J’ai continué ma formation, découvert et commencé à maîtriser ma Compétence. Et puis, un soir, une rébellion éclata. Sans certitude, je suis persuadée qu’il s’agit d’un des nombreux enfants de Maîtres qui n’accéderait jamais au titre de Seigneur Héritier. Sinon, comment l’entièreté du Dôme d’Honneur aurait-il pu se soulever en l’espace de quelques heures ? En tant que Seigneurie Héritière, j’ignorais tout de ce qui se tramait. Jusqu’à ce que, en pleine nuit, un soldat censé veiller sur mon sommeil n’entre avec fracas dans ma chambre. Si je n’avais pas été réveillée par les bruits de combat, qui sait ce qui serait arrivé ? Enfin, je l’ai vu pénétrer dans mes quartiers, arme à la main. Pas besoin d’être un génie pour comprendre ce qu’il se passait ; j’ai sauté de mon lit alors que son pistolet crachait une salve de balles. L’homme fut rapidement rejoint par trois de ses congénères. Je me croyais perdue. Mais, alors que toute l’attention se concentrait sur moi, l’un des types s’effondra, tout de suite suivi par sa compagne. Tout était confus, mais j’ai pu distinguer une silhouette heurter de plein fouet le troisième, réduisant au silence le dernier soldat à l’aide d’une lame, qui disparut dans la seconde.

Tu l’as deviné. Zane se tenait devant moi, vêtu de guenilles, mais bien vivant. N’étant plus qu’un garçon de rang inférieur, doué pour se fondre dans les ombres, il avait capté des murmures prédisant l’attaque en cours, courant dans ma chambre pour me protéger. Il a risqué sa vie pour me protéger, Tekris, tu comprends ça ?!

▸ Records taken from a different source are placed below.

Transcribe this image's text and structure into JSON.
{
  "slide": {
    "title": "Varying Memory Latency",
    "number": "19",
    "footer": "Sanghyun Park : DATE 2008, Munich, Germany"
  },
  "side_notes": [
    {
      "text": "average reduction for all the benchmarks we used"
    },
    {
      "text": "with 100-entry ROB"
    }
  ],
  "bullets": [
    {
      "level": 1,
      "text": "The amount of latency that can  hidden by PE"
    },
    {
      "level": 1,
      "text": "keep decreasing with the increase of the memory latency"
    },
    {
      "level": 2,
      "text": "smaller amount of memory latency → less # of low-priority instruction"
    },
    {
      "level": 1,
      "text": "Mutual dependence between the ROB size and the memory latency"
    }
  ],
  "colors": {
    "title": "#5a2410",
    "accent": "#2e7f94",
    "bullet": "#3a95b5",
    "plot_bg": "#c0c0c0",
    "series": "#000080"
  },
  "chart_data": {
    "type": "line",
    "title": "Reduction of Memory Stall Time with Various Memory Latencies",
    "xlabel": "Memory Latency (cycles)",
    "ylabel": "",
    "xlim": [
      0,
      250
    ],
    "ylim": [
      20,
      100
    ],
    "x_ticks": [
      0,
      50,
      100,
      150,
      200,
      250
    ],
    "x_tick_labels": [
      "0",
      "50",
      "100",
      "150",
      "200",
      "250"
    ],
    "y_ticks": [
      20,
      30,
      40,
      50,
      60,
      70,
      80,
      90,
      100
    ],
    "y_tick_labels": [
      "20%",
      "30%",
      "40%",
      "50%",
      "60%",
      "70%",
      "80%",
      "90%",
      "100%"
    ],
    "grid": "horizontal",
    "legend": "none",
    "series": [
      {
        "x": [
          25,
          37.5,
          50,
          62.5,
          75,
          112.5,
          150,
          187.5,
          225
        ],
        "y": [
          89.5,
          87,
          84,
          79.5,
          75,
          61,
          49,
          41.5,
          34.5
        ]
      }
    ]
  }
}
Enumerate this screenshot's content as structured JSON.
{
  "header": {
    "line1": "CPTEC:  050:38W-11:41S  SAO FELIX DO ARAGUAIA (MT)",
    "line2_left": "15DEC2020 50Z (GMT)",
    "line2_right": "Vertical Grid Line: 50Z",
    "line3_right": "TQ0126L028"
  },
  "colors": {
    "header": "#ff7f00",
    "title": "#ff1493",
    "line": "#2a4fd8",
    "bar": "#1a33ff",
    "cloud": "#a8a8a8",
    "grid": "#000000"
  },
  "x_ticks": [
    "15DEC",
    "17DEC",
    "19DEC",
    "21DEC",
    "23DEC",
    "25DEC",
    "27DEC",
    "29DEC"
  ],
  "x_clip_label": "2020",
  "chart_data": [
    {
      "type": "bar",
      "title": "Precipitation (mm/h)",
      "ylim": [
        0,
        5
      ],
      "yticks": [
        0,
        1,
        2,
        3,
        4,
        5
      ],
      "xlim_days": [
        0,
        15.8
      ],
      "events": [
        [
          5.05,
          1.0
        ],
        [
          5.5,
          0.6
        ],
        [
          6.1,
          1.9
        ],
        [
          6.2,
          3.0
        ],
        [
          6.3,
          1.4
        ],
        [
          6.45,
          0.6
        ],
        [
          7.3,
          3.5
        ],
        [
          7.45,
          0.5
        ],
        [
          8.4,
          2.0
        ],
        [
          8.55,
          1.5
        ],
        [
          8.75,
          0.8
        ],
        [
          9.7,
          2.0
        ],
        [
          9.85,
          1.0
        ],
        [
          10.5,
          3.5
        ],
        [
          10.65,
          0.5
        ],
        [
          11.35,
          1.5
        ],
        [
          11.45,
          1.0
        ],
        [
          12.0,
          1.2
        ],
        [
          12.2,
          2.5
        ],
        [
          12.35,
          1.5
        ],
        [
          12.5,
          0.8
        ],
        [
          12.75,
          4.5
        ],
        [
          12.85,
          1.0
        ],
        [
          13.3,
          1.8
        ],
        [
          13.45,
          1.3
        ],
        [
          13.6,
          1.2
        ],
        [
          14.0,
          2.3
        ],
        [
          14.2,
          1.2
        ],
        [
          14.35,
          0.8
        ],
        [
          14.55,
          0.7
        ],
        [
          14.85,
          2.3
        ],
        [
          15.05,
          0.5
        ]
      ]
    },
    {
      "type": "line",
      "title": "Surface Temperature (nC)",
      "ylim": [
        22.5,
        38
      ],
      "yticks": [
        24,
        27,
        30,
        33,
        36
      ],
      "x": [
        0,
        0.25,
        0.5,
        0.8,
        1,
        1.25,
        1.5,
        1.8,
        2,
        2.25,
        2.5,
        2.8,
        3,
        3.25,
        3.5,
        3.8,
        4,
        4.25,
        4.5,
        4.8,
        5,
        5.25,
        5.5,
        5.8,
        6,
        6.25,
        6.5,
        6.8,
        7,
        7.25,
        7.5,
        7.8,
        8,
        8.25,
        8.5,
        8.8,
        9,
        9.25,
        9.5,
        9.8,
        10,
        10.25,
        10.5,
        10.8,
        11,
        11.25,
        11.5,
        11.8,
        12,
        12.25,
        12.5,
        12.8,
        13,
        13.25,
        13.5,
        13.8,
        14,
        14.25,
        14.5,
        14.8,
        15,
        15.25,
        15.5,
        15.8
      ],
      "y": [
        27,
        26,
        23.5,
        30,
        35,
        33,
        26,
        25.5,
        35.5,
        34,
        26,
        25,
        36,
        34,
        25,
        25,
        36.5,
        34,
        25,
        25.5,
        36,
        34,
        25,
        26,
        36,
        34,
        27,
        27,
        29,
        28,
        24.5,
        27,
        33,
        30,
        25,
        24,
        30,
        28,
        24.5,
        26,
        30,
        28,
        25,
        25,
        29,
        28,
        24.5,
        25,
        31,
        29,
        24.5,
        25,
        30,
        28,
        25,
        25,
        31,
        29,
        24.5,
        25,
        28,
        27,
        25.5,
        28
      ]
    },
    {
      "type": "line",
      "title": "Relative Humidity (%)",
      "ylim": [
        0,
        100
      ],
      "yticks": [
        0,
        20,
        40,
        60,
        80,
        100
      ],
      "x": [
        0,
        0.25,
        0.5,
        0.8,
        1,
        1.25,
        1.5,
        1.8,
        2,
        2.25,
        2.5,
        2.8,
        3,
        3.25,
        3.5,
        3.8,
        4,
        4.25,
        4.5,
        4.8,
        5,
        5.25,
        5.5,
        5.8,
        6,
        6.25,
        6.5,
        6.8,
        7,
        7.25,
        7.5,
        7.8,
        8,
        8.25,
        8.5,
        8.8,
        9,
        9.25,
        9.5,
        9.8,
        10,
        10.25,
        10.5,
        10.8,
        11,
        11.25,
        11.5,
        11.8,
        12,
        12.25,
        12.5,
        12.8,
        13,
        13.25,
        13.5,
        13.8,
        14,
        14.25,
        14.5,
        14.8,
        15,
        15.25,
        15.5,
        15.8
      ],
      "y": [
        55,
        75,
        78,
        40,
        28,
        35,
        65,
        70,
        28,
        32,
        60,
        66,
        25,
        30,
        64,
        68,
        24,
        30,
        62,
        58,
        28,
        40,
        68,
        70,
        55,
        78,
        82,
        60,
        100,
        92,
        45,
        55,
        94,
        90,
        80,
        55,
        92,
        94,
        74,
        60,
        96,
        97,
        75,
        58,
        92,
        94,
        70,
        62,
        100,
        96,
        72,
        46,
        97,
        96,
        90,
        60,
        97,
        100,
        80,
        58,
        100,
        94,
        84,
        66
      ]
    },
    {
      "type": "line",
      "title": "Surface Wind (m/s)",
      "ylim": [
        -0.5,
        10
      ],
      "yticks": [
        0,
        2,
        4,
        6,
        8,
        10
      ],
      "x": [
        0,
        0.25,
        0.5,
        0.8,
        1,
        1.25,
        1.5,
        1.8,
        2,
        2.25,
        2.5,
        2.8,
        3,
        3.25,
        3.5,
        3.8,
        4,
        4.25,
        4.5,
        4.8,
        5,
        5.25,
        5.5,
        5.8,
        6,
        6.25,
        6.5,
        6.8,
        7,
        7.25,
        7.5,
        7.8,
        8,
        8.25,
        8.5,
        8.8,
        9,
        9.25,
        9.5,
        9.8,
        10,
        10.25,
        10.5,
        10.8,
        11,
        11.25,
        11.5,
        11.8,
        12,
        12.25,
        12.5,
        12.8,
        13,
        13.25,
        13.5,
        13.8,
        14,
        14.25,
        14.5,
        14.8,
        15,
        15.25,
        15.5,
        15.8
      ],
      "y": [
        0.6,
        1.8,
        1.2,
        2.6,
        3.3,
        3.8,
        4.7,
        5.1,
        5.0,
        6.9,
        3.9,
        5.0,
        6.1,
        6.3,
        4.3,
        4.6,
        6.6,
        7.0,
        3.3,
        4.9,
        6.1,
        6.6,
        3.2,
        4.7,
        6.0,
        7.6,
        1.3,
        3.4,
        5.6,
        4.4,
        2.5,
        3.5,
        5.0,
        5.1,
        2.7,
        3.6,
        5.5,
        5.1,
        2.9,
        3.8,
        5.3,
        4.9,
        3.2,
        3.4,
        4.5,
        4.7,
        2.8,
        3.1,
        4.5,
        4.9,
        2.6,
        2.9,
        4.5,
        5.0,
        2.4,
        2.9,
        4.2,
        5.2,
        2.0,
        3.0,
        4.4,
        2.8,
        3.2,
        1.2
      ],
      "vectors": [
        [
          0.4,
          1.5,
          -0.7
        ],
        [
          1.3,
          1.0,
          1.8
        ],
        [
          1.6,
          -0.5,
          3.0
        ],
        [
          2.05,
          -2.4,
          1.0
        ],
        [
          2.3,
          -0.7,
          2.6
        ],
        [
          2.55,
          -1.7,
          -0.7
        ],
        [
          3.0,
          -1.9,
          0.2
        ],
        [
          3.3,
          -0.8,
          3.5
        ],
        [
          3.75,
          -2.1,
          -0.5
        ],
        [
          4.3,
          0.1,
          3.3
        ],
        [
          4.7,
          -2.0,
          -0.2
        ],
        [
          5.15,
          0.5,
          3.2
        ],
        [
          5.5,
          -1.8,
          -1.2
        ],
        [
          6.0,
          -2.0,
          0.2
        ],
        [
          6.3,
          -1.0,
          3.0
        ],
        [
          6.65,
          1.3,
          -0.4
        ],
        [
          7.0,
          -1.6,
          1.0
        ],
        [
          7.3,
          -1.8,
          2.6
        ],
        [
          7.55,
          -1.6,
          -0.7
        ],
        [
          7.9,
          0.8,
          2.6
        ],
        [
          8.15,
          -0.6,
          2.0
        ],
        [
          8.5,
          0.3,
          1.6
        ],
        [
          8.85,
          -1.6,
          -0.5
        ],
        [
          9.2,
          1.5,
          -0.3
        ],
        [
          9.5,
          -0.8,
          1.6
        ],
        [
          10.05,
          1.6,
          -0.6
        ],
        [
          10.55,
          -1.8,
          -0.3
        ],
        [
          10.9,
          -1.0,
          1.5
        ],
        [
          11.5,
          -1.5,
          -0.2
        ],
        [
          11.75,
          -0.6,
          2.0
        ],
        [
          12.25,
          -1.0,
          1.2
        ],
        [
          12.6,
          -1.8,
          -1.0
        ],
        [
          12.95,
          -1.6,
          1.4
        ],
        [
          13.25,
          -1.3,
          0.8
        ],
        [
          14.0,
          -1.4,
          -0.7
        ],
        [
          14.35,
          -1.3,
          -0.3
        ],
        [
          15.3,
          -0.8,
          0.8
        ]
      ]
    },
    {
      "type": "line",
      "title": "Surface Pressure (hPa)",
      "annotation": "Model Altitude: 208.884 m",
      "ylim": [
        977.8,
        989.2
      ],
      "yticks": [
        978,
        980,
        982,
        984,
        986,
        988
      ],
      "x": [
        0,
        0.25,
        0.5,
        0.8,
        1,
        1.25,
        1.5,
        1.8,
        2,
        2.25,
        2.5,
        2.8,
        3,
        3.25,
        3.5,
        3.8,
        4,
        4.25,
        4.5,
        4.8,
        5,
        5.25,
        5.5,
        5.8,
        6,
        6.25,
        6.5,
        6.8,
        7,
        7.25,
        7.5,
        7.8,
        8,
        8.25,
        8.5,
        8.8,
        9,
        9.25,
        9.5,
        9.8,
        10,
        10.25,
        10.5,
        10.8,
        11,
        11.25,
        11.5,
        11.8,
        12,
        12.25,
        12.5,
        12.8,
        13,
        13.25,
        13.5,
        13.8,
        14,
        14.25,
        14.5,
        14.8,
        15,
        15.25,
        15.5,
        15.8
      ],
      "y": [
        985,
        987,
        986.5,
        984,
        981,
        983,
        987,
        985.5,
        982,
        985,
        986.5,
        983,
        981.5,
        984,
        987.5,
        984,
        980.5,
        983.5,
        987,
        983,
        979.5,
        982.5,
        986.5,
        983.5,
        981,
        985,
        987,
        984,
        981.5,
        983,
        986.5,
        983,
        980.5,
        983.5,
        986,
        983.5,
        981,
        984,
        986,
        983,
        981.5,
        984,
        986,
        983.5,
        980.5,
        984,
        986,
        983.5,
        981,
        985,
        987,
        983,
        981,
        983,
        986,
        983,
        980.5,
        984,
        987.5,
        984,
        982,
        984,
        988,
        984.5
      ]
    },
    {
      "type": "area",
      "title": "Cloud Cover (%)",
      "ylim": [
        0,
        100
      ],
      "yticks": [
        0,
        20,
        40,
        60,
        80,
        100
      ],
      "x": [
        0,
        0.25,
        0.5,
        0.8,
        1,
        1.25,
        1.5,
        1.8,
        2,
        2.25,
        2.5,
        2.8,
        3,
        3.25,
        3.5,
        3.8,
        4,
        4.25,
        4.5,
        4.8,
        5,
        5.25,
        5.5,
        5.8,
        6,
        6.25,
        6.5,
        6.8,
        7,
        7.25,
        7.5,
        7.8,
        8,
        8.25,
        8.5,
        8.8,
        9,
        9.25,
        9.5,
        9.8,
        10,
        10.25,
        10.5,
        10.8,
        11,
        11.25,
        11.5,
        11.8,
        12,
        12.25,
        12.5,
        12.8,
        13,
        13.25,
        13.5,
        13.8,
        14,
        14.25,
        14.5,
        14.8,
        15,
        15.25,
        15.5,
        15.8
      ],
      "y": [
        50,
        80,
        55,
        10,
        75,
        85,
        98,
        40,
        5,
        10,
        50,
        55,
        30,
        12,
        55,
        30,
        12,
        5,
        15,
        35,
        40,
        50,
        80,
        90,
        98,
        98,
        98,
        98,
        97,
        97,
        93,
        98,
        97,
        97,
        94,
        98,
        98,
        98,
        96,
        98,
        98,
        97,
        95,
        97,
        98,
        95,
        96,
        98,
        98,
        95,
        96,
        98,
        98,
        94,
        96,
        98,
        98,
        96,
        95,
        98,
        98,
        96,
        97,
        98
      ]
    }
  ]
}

Il m’a chargé dans ses bras, bondissant dans le couloir en m’ordonnant de me boucher les oreilles et de fermer les yeux. J’aurais souhaité que j’obéisse sur-le-champ. Mais poussée par l’inquiétude, j’ai observé les environs alors qu’il s’engouffrait dans le couloir. Pour voir les appartements des Maîtres du Dôme saccagés, mis à bas, chaque Seigneur Héritier impitoyablement renvoyé à la Source. J’ai immédiatement fermé mes paupières, mais le message était clair. Je ne sais pas quels autres Maîtres ont été nommés à la place, ni si ma mère a beaucoup souffert avant de mourir, et je ne veux pas le savoir. Le chemin pour nous enfuir est déjà suffisamment une horreur sans nom que je veux à tout prix oublier.

Zane a probablement emprunté un des passages secrets du Dôme, ou utilisé sa capacité à créer des portails, bien que ça m’étonnerait qu’il ait eu la force de traverser l’Univers. Peu importe, au fond. Quand je me suis décidée à quitter ma cécité, interloquée par le soudain silence régnant. Nous étions dans un monastère, sûrement d’un Redakaï dévoué au Dôme, qu’en sais-je ? Marchant des jours entiers pour mettre le plus de distance possible entre nous et notre ancienne patrie, nous avons fini par accéder à un petit village niché au creux des montagnes, où nous t’avons rencontré. La suite, tu la connais puisque nous l’avons vécu ensemble.

À la grande surprise de Zair, le colosse éclata de rire, se laissa glisser sur le dos tandis qu’il réprimait difficilement ses ricanements. Elle s’attendait à beaucoup de réactions, mais certainement pas celle-ci !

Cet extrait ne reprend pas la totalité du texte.